13 de nov. de 2010

SIMONE DE BEAUVOIR - Fala sobre Sartre




           por Pedro Luso de Carvalho


 
        Em Na força da idade, traduzida por Sérgio Milliet, Simone de Beauvoir, dá continuidade à narração de suas memórias como fez em Memórias de uma moça bem comportada. Dessa obra, La force de l’âge, transcrevo um interessante trecho no qual a escritora enfatiza a avidez de Sartre pelo conhecimento, avidez que também compartilhava. Aí, Beauvoir faz referência à sua conceituada obra, O Segundo Sexo, e dá ênfase à concepção das teorias de Sartre, bem como a sua relutância em aceitá-las, algumas vezes, na forma em que as transmitia a ela, não deixando de reconhecer, no entanto, que havia algo mais fecundo nos seus exageros, como diz no referido trecho:

        Menos entregue à literatura do que Sartre era, como ele, ávida de saber; mas ele punha muito mais obstinação do que eu, em correr atrás da verdade. Tentei mostrar em Le Deuxième Sexe por que a situação da mulher a impede ainda hoje de atacar o mundo pela raiz; desejava conhece-lo, exprimi-lo, mas nunca pensara em arrancar-lhe os segredos últimos pela força de meu cérebro. Demais, naquele ano eu estava demasiado absorvida pela novidade de minhas experiências para sacrificar muito à filosofia.

        Limitava-me a discutir as idéias de Sartre. Mal nos encontrávamos na estação de Tours ou de Austerlitz e já ele me agarrava: “Tenho uma nova teoria”. Escutava-o atentamente, mas não sem certa desconfiança. Pagniez pretendia que as belas construções de seu camarada assentavam amiúde em um sofisma escondido; quando uma idéia de Sartre me desagradava eu procurava “o sofisma de base”; mais de uma vez achei-o; assim foi que desmantelei certa “teoria do cômico” a que, de resto, Sartre pouco ligava. Noutros casos ele me encarniçava; a ponto de não hesitar em desprezar o bom senso quando eu o acuava.

        Ele fazia questão, já o disse, de salvar a realidade deste mundo; afirmava que ela coincide exatamente com o conhecimento que o homem tem dela; se houvesse integrado no mundo os próprios instrumentos desse conhecimento, sua posição fora mais sólida, mas ele recusava-se a acreditar na ciência, a tal ponto que de uma feita eu o impeli a sustentar que os ácaros e outros animaizinhos invisíveis a olho nu simplesmente não existiam.

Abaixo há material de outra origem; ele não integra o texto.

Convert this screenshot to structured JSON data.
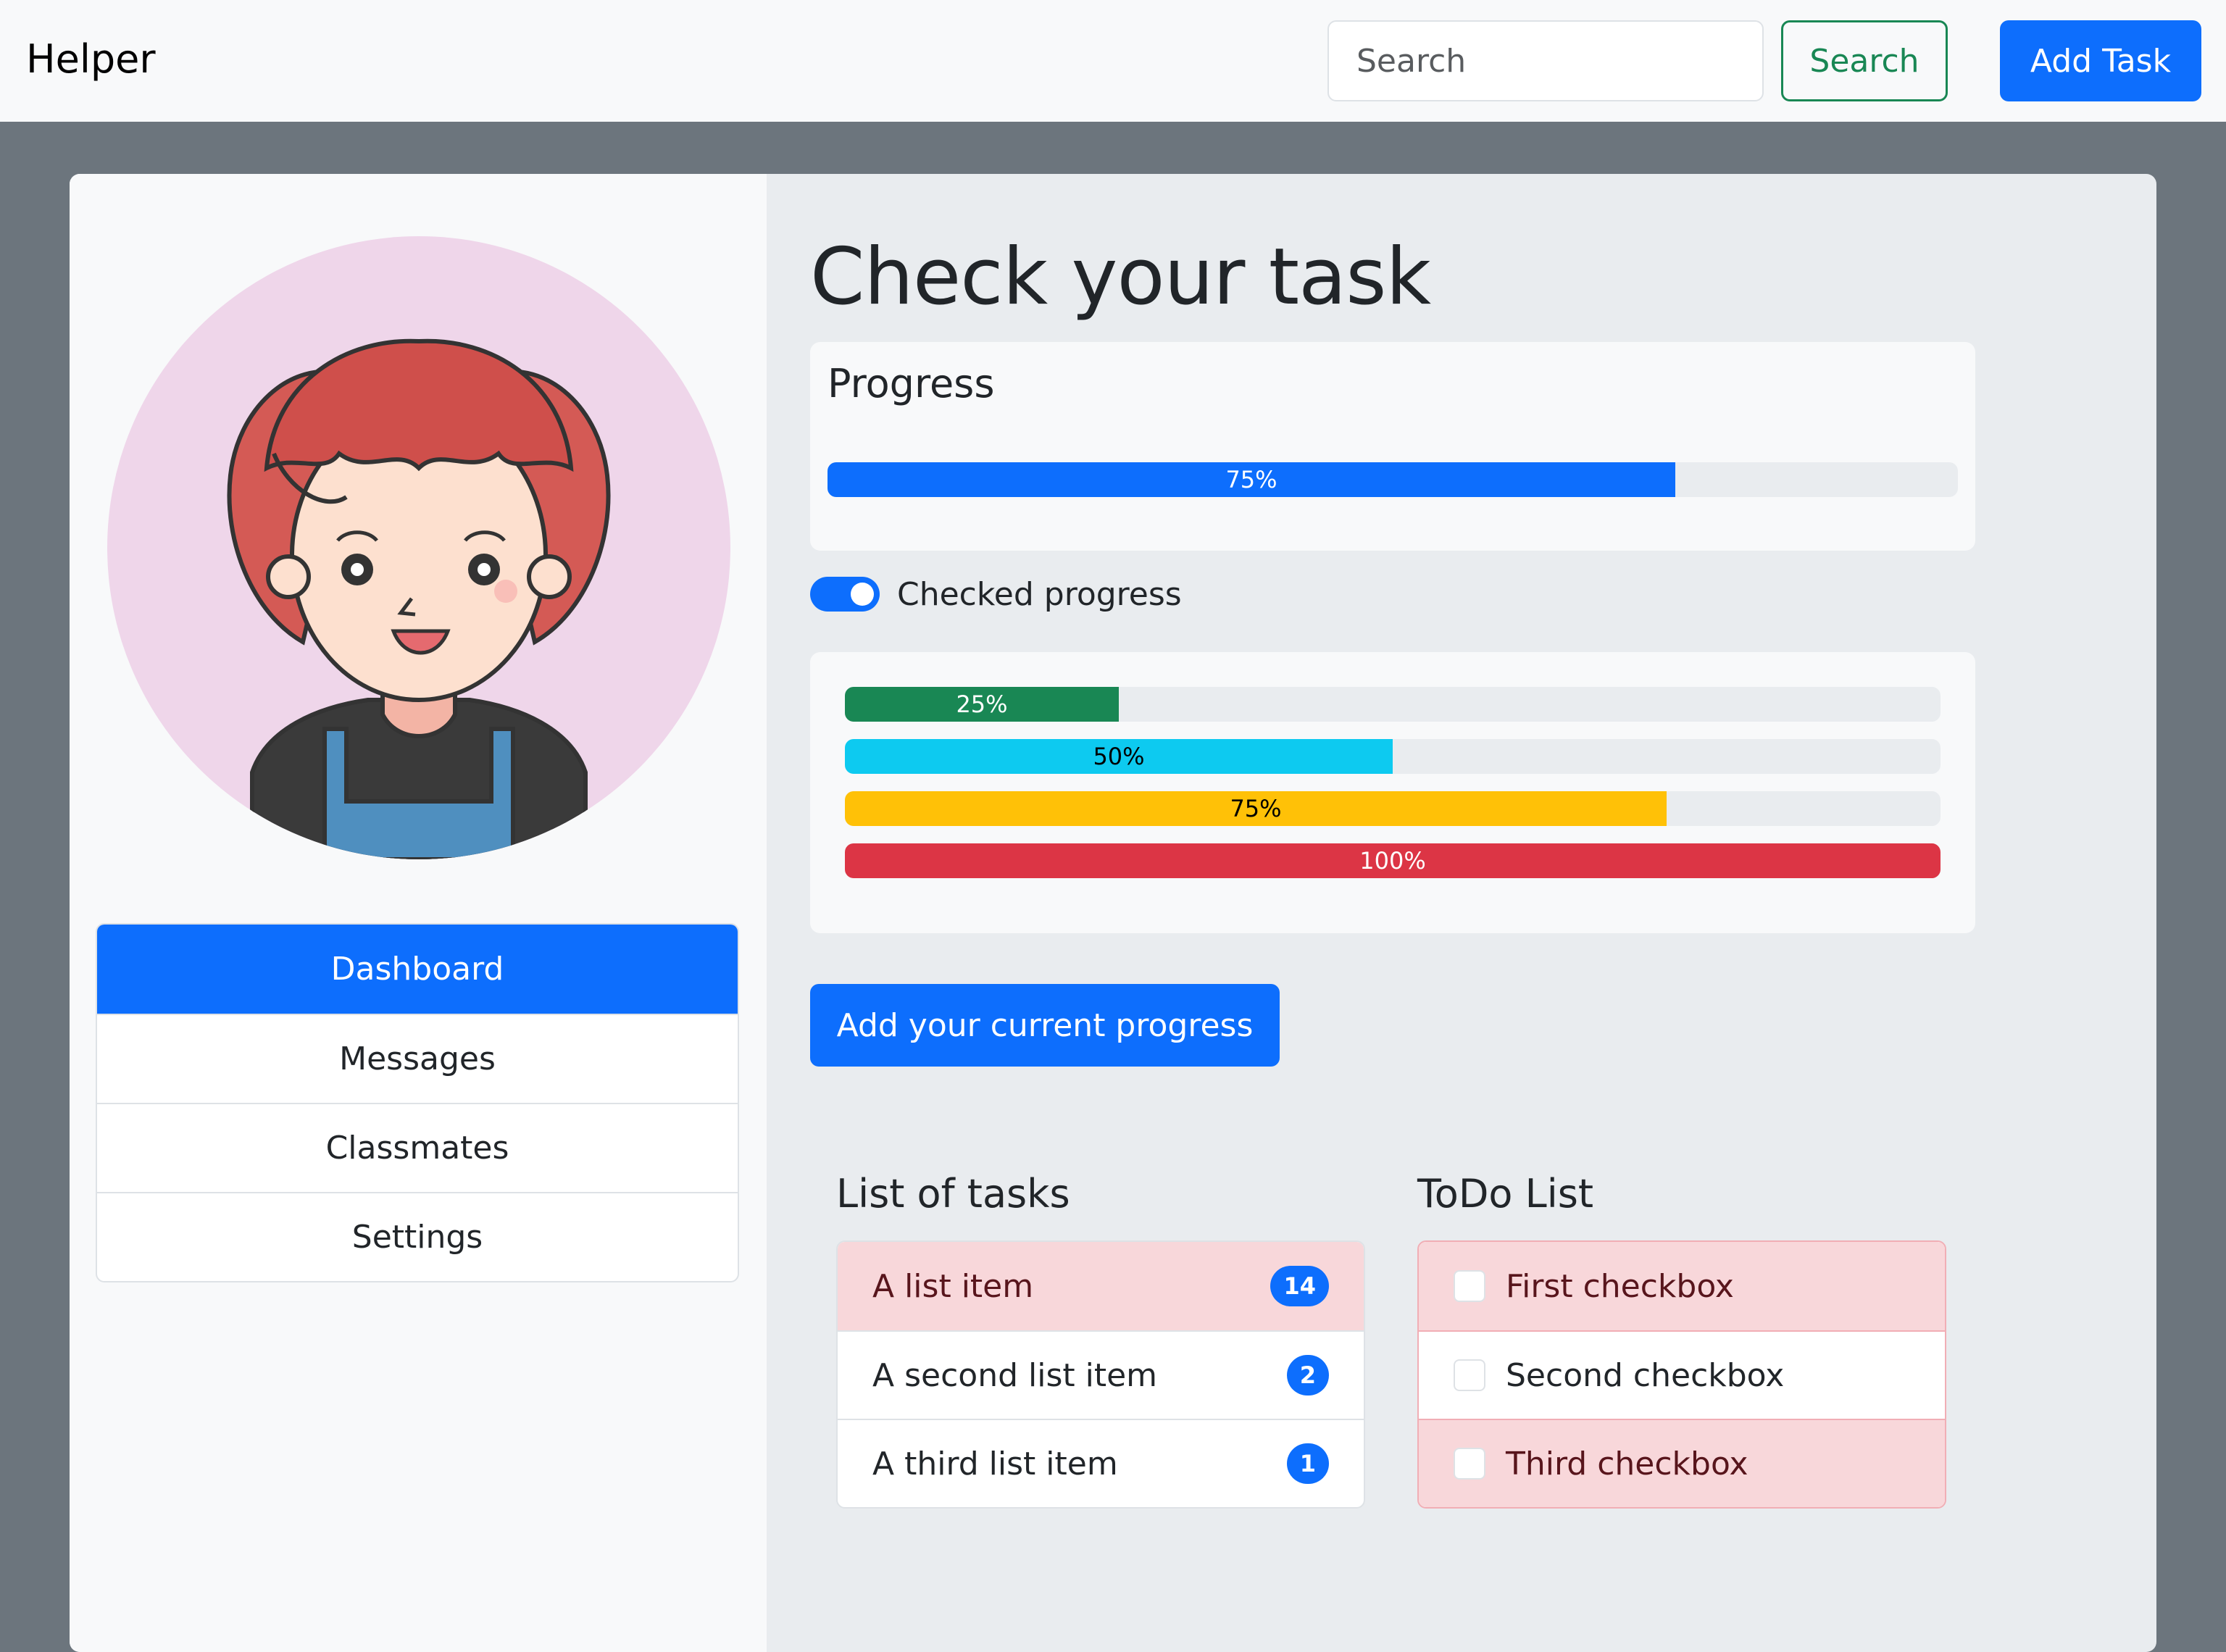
{
  "navbar": {
    "brand": "Helper",
    "search_placeholder": "Search",
    "search_button": "Search",
    "add_task_button": "Add Task"
  },
  "sidebar": {
    "avatar_icon": "avatar-illustration",
    "items": [
      {
        "label": "Dashboard",
        "active": true
      },
      {
        "label": "Messages"
      },
      {
        "label": "Classmates"
      },
      {
        "label": "Settings"
      }
    ]
  },
  "main": {
    "title": "Check your task",
    "progress": {
      "heading": "Progress",
      "value": 75,
      "label": "75%",
      "color": "#0d6efd"
    },
    "switch_label": "Checked progress",
    "bars": [
      {
        "label": "25%",
        "value": 25,
        "color": "#198754",
        "text_color": "#ffffff"
      },
      {
        "label": "50%",
        "value": 50,
        "color": "#0dcaf0",
        "text_color": "#000000"
      },
      {
        "label": "75%",
        "value": 75,
        "color": "#ffc107",
        "text_color": "#000000"
      },
      {
        "label": "100%",
        "value": 100,
        "color": "#dc3545",
        "text_color": "#ffffff"
      }
    ],
    "add_progress_button": "Add your current progress",
    "tasks": {
      "heading": "List of tasks",
      "items": [
        {
          "label": "A list item",
          "badge": "14"
        },
        {
          "label": "A second list item",
          "badge": "2"
        },
        {
          "label": "A third list item",
          "badge": "1"
        }
      ]
    },
    "todo": {
      "heading": "ToDo List",
      "items": [
        {
          "label": "First checkbox"
        },
        {
          "label": "Second checkbox"
        },
        {
          "label": "Third checkbox"
        }
      ]
    }
  }
}
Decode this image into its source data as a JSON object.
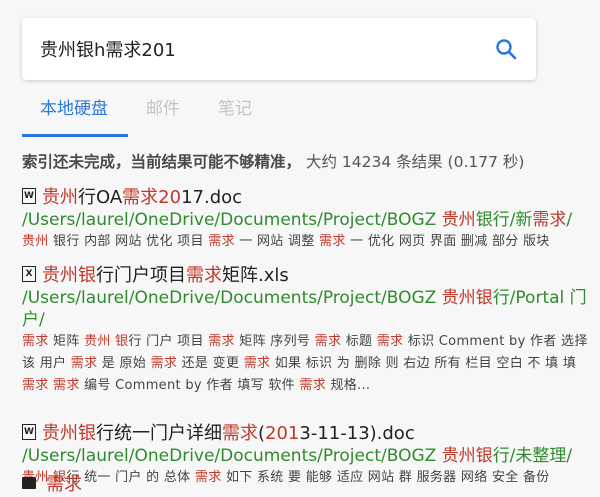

        Era absurdo, ele o sabia, mas não deu o braço a torcer porque sabia também que, quando se tem nas mãos uma evidência, cumpre apegar-se a ela contra tudo e contra todos, contra a própria razão, ainda que seja incapaz de justificá-la. Compreendi mais tarde que para fazer descobertas o essencial é não perceber, aqui e acolá, luzes que os outros não suspeitam, e sim se atirar a elas não dando importância a mais coisa nenhuma; eu acusava então Sartre de leviandade, mas dava-me conta assim mesmo de que havia algo de fecundo em seus exageros do que em meus escrúpulos”.





REFERÊNCIAS:
BEAUVOIR, Simone. Na Força da Idade. Tradução de Sérgio Milliet, Difusão Européia do Livro, São Paulo , 1961, págs. 36/37.